Nor in the Patterson case would I disqualify the claimant because of her use of the word “quit” at her hearing. More telling and realistic was her letter to the Board of Review:
The next day I called Mr. Klank again and he informed me to go down and file for unemployment. Now I ask you does that sound as though I quit on my own to you, or not. How can I go back to a job when the supervisor tells me I am no longer needed and then puts on the form sent to him from unemployment Quit.
I would not take comfort in the number of jurisdictions that appear to hold claimants disqualified for lack of transportation. I would rather stand with the Supreme Judicial Court of Massachusetts, which has interpreted its own statute in this way:
[T]he District Court was in error in ruling that Mrs. Miller‘s departure was voluntary. As the board found, “The claimant exhausted all reasonable means to preserve her employment, indicating her desire and willingness to continue her employment; that when all alternative courses of action to find other transportation or change to another shift were unsuccessful, she involuntarily left her work.” She is therefore not subject to disqualification.... [Raytheon Co. v. Director of Div. of Emp. Sec., 364 Mass. 593, 597, 307 N.E.2d 330, 333 (Mass.Sup.Jud.Ct.1974)].2
The Board of Review does not now hold that a failure to report for work because of illness (not attributable to the work) is itself a voluntary quit which disqualified the employee for benefits after recovery, even though he seeks to return to the job and is refused work.

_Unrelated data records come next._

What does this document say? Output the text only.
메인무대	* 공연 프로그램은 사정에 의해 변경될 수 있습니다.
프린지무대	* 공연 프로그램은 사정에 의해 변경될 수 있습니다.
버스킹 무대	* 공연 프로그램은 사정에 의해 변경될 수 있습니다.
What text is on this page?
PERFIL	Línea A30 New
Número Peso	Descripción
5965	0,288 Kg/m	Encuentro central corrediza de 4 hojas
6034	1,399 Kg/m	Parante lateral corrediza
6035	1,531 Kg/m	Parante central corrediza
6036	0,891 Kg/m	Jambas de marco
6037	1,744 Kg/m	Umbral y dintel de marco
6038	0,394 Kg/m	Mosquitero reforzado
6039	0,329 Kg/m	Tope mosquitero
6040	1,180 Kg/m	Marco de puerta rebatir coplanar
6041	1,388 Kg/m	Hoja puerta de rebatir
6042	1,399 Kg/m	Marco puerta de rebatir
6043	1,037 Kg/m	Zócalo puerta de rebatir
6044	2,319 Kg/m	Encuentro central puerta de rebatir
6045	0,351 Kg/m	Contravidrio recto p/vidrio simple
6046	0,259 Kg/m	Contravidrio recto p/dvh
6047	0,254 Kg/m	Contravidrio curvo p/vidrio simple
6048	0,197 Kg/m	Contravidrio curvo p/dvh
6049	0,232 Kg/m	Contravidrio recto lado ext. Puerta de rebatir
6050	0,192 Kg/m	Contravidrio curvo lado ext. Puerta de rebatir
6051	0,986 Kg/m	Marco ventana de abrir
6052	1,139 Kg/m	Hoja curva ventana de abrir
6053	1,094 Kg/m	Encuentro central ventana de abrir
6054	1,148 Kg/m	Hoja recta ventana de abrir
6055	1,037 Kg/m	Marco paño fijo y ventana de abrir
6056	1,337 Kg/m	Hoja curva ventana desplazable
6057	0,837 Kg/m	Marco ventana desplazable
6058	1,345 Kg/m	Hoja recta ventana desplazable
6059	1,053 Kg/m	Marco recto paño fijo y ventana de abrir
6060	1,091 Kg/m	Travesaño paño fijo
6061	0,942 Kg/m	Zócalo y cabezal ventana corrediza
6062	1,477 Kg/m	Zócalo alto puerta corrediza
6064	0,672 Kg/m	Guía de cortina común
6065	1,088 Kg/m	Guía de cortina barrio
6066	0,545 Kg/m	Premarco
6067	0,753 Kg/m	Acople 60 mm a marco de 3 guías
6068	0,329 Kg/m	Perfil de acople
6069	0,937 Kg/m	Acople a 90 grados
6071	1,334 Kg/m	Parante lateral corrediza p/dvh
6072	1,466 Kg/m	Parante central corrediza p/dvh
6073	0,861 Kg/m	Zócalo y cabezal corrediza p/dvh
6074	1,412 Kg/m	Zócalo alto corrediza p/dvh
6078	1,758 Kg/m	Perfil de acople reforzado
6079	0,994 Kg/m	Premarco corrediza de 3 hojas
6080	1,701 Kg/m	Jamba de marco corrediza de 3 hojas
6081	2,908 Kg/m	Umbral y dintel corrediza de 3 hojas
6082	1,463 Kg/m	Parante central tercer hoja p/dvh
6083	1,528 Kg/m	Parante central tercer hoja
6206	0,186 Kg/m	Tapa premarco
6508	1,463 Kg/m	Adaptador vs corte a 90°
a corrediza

The Board now holds that when an employee becomes ill and does those things reasonably calculated to protect the employment and, notwithstanding that she is not reinstated, there is no voluntary leaving of work. In these matters involving separation from employment for health reasons, the Board now holds that the disqualification arises only upon a finding that the employee, in fact, decided to terminate the employment because the work duties are detrimental to an existing physical condition or state of health which did not have a work connected origin. [Id. at 364].
It is anomalous to observe that if these two employees had been spending their days at the racetrack instead of at work, and had been terminated for that as misconduct under
The Appellate Division correctly concluded that an extraordinary case had been presented. Denying these claimants the remedial benefits of the Unemployment Compensation Law would subvert its purpose and deny protection against the adverse impact of involuntary unemployment. Justice Pashman once reminded us that cases that fly in the face of legislative purpose, humanity and common sense are “poor case[s] for deference to rigid rule application.” Dougherty v. Human Services Dep‘t, 91 N.J. 1, 18 (1982) (Pashman, J., dissenting).
For reversal—Chief Justice WILENTZ and Justices CLIFFORD, SCHREIBER, HANDLER and POLLOCK—5.
For affirmance—Justice O‘HERN—1.
Notes
To Whom It May Concern:
Subject: Anne Marie Self
This is to inform you that Anne Marie Self is no longer in the employ of J & J Private Contractors. She has been terminated, fired. (Emphasis in original).